We also learn more about Arthur and Guinevere, their sad love story, and how it brings the ruin of what many people, but mostly Guinevere, referred to as Camelot. Oddly, you’ll also notice that the 10 years of peace that Arthur brings to the land are still rife with fighting, just smaller scale but it’s still there and Derfel doesn’t let the reader forget it was a rough life. The ending is full of betrayal and brings about a change in Arthur, less kind and more brutal but justified — the emergence of the warlord leader you have been waiting for. He is no longer protecting the land for Mordred who is now grown and assumed the thrown, but fighting in his own name for his own cause.
The rise of Christianity and the fall of the Pagan gods drives a good portion of the story. I found the small rituals that each character performs to ward off evil and ill-luck from the other religion fascinating. I don’t think I’ve read about so many people spitting, crossing themselves, and touching iron in any other book. The good part here, is that it’s part of who these characters are and adds to the story without distracting attention.

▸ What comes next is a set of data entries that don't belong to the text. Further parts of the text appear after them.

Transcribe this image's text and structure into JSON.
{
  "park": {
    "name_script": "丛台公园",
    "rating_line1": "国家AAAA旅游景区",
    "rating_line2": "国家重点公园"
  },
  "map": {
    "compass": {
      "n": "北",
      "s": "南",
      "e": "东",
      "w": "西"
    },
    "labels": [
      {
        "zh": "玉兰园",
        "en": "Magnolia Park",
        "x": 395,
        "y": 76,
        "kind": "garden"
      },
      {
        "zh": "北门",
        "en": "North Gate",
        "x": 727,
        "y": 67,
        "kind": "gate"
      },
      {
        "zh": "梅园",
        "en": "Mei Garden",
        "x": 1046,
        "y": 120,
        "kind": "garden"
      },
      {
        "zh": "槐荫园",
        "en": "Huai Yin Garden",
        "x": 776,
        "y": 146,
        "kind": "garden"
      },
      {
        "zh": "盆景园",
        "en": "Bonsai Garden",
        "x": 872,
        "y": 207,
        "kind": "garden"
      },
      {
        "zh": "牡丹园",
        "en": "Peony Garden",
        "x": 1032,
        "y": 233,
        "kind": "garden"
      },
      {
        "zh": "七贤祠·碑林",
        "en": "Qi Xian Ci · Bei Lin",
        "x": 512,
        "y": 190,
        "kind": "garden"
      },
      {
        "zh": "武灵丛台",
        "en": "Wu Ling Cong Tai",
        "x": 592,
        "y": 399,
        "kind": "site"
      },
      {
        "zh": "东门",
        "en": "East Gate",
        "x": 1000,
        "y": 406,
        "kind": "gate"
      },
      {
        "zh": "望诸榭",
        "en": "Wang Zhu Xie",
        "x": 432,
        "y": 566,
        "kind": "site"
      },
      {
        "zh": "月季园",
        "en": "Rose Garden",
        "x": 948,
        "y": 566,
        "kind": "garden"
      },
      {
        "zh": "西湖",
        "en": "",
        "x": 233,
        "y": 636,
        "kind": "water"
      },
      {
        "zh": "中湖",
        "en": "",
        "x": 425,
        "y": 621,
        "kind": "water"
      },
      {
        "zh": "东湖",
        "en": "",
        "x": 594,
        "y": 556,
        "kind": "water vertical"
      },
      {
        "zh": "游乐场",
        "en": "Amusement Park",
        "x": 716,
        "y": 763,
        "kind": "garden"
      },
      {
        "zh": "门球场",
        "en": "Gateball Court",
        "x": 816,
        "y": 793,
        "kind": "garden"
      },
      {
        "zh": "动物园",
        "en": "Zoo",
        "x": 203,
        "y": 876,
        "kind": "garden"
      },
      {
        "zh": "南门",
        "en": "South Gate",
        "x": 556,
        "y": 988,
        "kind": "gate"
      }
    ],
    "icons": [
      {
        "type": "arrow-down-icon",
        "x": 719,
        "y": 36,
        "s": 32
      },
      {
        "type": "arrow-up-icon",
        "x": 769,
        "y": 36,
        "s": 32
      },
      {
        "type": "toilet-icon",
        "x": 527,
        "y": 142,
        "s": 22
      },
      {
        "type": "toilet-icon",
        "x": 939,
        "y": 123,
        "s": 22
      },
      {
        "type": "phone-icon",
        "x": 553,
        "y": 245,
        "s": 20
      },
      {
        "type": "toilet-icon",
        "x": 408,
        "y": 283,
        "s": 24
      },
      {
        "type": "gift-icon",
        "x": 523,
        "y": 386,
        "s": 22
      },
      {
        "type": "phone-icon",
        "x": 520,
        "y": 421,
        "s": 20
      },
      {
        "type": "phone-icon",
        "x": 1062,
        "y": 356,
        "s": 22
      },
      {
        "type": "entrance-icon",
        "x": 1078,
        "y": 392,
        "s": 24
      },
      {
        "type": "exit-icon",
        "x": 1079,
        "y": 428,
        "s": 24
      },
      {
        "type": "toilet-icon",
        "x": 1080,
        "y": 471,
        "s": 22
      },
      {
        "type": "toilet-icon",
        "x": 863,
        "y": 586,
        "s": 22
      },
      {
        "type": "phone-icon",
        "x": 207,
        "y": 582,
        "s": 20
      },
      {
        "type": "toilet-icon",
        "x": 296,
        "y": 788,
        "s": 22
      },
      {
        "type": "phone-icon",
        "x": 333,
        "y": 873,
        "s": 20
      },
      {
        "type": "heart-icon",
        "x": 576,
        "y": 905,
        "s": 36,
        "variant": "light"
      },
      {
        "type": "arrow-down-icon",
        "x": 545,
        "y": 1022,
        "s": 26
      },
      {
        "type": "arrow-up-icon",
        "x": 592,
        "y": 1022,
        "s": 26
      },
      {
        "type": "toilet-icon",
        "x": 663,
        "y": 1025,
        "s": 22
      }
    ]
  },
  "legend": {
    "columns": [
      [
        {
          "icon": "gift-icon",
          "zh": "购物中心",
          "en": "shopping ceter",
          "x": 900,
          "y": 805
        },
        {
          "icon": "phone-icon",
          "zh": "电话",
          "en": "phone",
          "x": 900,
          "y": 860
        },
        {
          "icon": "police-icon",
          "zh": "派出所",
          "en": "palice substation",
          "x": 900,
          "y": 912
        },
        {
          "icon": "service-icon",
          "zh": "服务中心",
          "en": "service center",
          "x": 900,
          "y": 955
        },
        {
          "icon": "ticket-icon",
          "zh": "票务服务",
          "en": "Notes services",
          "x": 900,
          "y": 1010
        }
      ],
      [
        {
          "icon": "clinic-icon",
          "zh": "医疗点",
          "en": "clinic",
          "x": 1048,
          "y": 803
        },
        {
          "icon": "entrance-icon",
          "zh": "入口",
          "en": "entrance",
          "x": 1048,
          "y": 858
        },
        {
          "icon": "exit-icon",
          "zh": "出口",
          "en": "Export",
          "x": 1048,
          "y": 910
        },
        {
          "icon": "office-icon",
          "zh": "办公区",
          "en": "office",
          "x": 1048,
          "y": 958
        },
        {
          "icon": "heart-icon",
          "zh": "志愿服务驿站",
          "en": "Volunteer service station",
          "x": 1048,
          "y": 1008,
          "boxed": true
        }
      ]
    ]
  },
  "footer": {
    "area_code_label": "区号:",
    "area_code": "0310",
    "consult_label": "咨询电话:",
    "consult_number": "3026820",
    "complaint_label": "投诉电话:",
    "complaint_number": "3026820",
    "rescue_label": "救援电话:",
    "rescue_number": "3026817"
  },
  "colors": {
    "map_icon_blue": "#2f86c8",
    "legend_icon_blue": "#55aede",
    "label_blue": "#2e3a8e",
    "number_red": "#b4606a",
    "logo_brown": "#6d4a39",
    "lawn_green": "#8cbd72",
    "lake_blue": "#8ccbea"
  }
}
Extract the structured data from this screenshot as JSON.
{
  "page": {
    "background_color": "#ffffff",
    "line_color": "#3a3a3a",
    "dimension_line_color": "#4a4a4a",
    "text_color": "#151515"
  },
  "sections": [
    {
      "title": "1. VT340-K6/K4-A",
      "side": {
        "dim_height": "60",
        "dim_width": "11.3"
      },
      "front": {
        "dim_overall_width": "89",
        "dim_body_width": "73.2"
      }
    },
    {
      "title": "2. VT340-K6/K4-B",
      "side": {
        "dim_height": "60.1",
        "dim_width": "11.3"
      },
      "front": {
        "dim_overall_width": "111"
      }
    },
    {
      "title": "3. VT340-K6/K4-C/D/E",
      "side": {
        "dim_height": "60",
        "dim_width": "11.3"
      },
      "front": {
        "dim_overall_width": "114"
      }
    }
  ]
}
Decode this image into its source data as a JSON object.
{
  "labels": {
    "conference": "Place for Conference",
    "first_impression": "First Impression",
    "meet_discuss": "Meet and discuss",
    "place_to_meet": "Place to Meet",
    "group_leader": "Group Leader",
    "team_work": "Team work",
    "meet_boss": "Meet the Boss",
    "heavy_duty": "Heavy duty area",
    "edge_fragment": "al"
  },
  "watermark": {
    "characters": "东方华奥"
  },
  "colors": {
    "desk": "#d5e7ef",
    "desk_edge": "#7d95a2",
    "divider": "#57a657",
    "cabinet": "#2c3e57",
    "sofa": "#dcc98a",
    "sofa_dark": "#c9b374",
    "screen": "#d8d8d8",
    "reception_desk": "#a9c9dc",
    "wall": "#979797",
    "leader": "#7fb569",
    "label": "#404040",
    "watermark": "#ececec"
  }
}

I’m working my way through this series for the Arthurian Challenge and I’m loving it. I’ve had the pleasure of being able to read all three book back to back which has kept the story going without interruption making it very easy to just open the book and get lost. If you’re looking for a good historical read, Cornwell delivers with this series. Even if you’re not an Arthur fan, it still works very well providing a picture of life that’s just brutal but so satisfying.